South Africa’s University of the Witwatersrand in Johannesburg suspended a 10 percent tuition-fee increase, after student protests on Monday closed the institution, Vice Chancellor Adam Habib said.

University and student leaders will meet to find a funding model to ensure academic standards are upheld, Habib said in an interview broadcast on Johannesburg-based Power FM.

At the University of Cape Town, police used stun grenades to disperse students who were blocking entrances to a building, the state-owned South African Broadcasting Corp. reported, without saying how it got the information. More than 20 students were arrested for violating a court order obtained by UCT prohibiting them from occupying any of the institution’s properties, it said.

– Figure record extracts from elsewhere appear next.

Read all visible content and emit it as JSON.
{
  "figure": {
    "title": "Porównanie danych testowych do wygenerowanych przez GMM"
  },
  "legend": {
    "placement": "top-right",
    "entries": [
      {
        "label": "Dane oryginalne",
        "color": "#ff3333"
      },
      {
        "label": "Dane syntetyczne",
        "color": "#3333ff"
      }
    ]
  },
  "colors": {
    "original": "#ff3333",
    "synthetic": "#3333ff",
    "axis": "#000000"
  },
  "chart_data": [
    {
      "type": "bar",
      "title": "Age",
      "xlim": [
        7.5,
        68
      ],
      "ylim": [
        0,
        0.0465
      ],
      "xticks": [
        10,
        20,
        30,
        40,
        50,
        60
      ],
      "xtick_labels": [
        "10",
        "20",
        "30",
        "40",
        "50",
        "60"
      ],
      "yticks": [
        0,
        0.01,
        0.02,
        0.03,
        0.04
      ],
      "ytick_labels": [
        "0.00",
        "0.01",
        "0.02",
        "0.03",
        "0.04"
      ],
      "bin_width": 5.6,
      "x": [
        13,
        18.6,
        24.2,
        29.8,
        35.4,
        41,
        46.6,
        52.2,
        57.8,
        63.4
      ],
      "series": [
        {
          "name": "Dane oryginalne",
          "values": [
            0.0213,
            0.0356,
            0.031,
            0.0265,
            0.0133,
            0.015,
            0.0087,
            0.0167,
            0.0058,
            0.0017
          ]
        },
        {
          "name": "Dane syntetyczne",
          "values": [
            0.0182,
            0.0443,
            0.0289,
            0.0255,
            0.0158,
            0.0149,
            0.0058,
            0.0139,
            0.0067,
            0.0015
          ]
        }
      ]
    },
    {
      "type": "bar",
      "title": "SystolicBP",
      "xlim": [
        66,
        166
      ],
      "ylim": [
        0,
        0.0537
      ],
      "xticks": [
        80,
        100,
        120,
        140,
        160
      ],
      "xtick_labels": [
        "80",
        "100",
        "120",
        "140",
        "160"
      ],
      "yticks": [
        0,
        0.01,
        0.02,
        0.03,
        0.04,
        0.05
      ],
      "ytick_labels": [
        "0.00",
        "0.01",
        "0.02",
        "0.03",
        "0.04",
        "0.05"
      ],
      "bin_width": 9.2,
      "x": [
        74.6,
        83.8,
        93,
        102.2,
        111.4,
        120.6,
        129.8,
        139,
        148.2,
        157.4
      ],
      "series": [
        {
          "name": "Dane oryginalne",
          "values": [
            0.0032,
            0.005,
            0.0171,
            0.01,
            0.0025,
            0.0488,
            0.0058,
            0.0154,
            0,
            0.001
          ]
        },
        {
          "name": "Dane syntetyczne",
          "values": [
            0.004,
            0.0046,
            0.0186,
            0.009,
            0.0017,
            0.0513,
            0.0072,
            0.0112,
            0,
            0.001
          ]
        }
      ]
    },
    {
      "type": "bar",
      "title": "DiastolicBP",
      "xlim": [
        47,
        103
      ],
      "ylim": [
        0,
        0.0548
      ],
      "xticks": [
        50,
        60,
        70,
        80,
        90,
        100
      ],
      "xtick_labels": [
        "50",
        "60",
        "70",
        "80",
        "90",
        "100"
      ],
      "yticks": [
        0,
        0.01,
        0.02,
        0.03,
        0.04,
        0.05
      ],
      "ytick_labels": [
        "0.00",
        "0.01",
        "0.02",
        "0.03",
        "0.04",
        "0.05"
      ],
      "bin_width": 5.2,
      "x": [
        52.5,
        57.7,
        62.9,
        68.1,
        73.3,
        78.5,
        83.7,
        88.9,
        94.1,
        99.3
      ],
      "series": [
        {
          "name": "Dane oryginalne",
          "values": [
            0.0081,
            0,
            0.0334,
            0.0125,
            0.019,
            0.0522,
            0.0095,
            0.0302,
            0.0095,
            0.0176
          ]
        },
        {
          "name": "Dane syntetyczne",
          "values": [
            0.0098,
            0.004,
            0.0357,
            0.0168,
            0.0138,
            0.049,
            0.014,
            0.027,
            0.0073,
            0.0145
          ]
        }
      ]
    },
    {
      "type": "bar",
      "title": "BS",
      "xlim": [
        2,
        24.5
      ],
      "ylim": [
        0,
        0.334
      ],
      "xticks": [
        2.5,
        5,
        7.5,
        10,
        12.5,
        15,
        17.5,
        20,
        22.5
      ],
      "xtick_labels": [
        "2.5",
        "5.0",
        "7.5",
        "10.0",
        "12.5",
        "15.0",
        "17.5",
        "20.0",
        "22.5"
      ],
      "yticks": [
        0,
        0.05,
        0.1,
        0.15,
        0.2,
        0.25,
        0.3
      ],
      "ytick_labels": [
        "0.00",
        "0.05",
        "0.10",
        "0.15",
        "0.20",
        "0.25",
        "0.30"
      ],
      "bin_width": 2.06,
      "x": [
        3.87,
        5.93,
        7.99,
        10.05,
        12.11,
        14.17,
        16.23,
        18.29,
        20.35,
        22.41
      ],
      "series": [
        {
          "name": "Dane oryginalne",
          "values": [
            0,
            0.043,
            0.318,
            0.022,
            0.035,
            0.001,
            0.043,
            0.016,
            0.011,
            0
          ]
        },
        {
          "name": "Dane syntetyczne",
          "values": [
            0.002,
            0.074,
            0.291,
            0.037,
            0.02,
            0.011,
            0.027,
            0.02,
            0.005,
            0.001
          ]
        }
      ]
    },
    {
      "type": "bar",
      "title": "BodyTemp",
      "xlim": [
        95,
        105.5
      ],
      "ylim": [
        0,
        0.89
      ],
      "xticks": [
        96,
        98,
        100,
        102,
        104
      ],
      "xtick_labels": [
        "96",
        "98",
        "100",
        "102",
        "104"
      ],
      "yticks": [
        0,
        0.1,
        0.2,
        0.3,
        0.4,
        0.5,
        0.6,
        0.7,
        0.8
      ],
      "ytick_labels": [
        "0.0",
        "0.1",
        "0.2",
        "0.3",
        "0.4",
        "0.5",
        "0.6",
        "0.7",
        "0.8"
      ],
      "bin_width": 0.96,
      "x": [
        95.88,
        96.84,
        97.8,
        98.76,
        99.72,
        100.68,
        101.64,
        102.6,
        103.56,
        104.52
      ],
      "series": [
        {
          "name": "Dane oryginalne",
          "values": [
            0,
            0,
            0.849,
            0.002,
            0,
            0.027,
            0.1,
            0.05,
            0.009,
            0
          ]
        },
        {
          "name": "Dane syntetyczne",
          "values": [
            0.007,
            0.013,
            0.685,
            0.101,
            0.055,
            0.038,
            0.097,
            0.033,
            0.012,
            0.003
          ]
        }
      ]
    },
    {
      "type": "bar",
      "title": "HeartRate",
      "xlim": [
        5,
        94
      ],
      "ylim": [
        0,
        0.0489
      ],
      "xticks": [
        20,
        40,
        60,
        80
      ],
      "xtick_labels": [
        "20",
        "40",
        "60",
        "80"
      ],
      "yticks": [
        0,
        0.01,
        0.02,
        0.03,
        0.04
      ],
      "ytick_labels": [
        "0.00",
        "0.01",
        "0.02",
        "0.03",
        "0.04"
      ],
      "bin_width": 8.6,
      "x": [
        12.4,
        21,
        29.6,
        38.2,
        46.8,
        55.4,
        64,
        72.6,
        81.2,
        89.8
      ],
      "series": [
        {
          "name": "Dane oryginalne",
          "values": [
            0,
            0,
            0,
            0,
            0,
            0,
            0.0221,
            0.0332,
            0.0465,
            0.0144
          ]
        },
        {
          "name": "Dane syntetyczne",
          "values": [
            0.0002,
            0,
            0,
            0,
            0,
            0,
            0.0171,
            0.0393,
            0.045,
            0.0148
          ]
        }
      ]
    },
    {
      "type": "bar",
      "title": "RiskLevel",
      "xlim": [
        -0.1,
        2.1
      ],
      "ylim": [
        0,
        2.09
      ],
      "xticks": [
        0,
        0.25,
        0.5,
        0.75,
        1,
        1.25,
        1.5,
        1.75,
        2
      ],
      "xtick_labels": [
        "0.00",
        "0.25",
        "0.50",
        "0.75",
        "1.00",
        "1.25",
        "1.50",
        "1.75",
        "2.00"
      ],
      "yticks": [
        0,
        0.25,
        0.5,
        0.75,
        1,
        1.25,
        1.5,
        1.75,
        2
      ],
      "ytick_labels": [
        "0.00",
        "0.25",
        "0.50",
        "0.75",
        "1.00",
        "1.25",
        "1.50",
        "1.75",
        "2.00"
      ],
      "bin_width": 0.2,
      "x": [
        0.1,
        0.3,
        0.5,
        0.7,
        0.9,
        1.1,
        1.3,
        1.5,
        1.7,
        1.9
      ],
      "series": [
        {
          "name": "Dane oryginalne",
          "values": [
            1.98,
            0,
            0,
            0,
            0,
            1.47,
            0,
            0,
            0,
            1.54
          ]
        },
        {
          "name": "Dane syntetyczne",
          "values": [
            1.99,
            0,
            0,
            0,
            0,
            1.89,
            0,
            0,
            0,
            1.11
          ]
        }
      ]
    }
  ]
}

The state shouldn’t have to come up with all student funding, Higher Education Minister Blade Nzimande in an interview broadcast on Talk Radio 702.

The schools had proposed tuition increases of more than 10 percent. The education system in South Africa has been undermined by poorly trained teachers and high absenteeism. The pass rate for undergraduate degrees is only about 15 percent, 20 percent of masters students obtain their degrees, and 12 percent of doctoral students graduate, according to a Department of Higher Education report released in 2013.